Vertical asymptotes are lines where a rational function becomes unbounded, meaning it shoots up to infinity or down to negative infinity. To find these asymptotes, set the denominator equal to zero and solve for the variable. In the function \[f(x) = \frac{2x^2 + 6x + 6}{x+3},\]the denominator is \(x+3\). Setting \(x+3=0\) gives \(x=-3\) as the solution. Hence, there is a vertical asymptote at \(x = -3\). Vertical asymptotes are crucial in understanding how the rational function behaves near these undefined points. The function will dramatically increase or decrease as \(x\) approaches the asymptote.

The end behavior of a function describes how the function behaves as the input values become very large (positively or negatively). For rational functions, it often involves simplifying the function by division to understand how it grows or decreases far from the origin. In this example, we simplify \[f(x) = \frac{2x^2 + 6x + 6}{x+3}\]through polynomial long division, resulting in \(f(x) \approx 2x\). Thus, as \(x\) becomes large, whether positive or negative, \(f(x)\) mimics the behavior of the straight line \(g(x) = 2x\). Both functions point in the same direction, confirming they have the same end behavior.

Factoring polynomials can often simplify rational functions. It's the process of decomposing a polynomial into a product of simpler polynomials, making it easier to analyze and solve. In this case, the numerator \[2x^2 + 6x + 6\]is factored as \[2(x^2 + 3x + 3).\]The lack of further factorization indicates the numerator does not contribute to the vertical asymptotes beyond what the denominator dictates. Factoring becomes especially useful when it leads to cancelling factors, simplifying the function further.

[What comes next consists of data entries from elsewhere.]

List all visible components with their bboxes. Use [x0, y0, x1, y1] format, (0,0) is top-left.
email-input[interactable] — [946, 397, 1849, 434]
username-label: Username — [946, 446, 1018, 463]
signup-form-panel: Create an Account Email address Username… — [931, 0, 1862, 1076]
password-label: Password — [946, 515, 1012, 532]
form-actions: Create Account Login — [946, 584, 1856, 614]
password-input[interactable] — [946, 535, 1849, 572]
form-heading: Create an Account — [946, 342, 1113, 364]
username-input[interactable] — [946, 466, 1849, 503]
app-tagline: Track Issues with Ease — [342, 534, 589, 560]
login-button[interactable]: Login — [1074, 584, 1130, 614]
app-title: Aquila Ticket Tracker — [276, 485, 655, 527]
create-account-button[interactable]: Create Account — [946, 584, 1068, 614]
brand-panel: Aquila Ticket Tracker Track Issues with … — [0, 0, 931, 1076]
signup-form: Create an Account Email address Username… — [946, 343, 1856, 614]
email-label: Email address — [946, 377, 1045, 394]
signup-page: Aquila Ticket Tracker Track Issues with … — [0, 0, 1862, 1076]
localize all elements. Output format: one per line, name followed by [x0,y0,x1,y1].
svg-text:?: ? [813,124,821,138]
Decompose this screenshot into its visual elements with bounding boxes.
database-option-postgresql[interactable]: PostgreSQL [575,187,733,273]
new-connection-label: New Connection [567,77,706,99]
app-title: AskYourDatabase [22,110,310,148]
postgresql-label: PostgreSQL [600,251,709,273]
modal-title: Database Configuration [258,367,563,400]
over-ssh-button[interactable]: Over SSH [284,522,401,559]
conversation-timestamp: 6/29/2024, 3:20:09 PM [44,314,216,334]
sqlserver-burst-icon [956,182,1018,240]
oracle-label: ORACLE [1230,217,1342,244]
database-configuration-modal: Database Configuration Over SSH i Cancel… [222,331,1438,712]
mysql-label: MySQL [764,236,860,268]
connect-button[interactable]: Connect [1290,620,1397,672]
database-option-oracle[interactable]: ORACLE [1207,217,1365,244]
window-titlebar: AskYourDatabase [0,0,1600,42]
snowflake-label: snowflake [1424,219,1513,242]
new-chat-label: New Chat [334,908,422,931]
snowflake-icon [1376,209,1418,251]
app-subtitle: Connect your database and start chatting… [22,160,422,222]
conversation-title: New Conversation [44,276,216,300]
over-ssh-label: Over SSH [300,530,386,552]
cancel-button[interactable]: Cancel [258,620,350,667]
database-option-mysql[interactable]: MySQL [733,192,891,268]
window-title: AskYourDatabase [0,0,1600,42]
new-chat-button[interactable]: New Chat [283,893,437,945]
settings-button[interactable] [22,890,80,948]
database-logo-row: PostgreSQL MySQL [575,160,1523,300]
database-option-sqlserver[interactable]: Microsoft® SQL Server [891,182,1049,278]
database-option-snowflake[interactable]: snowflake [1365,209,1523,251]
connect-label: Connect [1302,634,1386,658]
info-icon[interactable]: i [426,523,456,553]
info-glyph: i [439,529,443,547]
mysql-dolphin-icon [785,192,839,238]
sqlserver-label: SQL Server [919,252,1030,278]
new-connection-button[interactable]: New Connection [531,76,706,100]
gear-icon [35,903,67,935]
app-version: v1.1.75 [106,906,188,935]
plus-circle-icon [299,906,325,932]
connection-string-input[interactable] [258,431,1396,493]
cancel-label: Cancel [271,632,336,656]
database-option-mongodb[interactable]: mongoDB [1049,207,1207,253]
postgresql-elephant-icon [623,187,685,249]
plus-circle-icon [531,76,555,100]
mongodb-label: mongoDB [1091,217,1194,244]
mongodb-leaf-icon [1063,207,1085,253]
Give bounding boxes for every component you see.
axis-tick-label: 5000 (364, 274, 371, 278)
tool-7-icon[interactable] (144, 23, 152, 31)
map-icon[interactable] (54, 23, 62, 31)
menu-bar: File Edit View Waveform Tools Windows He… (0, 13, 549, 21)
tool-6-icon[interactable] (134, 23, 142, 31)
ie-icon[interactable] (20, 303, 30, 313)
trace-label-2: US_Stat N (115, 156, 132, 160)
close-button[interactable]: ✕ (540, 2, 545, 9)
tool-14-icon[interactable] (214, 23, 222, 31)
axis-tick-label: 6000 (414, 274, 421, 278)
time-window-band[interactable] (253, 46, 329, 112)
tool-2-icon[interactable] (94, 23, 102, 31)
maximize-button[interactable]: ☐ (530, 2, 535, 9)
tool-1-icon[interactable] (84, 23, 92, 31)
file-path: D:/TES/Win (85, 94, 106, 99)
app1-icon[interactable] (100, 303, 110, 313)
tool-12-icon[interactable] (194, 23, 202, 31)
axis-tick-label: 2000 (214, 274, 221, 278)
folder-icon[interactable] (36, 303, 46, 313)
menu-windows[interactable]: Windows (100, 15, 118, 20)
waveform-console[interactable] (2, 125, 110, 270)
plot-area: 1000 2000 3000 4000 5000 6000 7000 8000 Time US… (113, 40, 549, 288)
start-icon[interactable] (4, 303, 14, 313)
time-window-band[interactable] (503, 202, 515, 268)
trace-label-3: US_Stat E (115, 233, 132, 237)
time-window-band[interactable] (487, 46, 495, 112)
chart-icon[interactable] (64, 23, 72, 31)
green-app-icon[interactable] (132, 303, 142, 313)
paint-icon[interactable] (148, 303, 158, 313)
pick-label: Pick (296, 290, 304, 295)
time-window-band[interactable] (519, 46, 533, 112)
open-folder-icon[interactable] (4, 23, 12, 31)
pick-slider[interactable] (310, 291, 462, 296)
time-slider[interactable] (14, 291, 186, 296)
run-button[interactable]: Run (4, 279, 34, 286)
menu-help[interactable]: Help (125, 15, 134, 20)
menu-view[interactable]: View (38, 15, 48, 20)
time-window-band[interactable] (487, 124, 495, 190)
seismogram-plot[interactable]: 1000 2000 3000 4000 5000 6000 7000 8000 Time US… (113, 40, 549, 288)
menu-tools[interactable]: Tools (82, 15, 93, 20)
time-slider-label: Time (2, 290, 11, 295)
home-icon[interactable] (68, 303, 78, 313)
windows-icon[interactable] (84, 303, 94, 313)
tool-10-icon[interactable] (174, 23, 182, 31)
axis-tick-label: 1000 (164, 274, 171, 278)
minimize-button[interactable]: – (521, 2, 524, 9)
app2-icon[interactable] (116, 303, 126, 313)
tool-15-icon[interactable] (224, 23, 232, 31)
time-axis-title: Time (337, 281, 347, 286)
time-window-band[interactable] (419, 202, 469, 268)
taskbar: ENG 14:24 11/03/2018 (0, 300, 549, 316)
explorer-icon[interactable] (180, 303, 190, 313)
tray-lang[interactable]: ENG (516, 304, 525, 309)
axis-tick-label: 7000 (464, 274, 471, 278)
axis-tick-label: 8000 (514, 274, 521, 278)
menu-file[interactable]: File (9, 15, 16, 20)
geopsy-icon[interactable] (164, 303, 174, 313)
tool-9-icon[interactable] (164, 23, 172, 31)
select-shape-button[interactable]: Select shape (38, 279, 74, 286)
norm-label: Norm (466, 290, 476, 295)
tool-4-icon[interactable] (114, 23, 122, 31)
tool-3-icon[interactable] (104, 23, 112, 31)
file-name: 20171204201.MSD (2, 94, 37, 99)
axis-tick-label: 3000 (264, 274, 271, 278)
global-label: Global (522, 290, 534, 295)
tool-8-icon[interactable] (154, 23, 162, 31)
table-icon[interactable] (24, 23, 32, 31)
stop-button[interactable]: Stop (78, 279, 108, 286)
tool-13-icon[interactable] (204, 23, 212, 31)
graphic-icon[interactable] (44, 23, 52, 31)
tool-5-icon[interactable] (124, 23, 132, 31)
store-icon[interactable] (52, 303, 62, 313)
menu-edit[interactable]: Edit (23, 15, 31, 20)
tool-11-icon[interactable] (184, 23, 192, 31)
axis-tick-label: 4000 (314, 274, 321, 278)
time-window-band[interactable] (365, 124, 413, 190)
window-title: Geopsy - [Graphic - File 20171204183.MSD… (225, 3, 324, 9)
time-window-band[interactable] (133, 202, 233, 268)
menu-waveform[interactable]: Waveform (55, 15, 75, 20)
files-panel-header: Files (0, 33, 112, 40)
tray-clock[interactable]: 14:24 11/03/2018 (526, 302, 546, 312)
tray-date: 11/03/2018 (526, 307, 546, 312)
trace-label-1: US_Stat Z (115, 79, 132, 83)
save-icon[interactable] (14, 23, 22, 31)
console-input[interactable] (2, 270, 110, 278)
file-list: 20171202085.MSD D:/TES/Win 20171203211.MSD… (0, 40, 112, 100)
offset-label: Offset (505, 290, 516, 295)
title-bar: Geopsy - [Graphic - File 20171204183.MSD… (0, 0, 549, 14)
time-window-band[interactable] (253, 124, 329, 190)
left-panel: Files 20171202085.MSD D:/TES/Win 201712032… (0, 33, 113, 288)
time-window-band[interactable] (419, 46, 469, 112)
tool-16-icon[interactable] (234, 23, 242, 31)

Graphing is a visual method to understand the behavior of a rational function. For our functions \(f(x)\) and \(g(x)\), plotting reveals essential characteristics. In \(f(x)\), the graph will show a steep incline or decline near the vertical asymptote \(x = -3\). This is where the function is undefined and can appear as a break in the graph. On the other hand, \(g(x) = 2x\) is a simple linear graph without any asymptotes. By comparing both graphs on the same axes, you observe that both follow a similar trajectory at their ends, confirming their shared end behavior. Graphical representation provides clarity on abstract algebraic findings, bringing insight to the eye and aiding understanding of the mathematical relationship.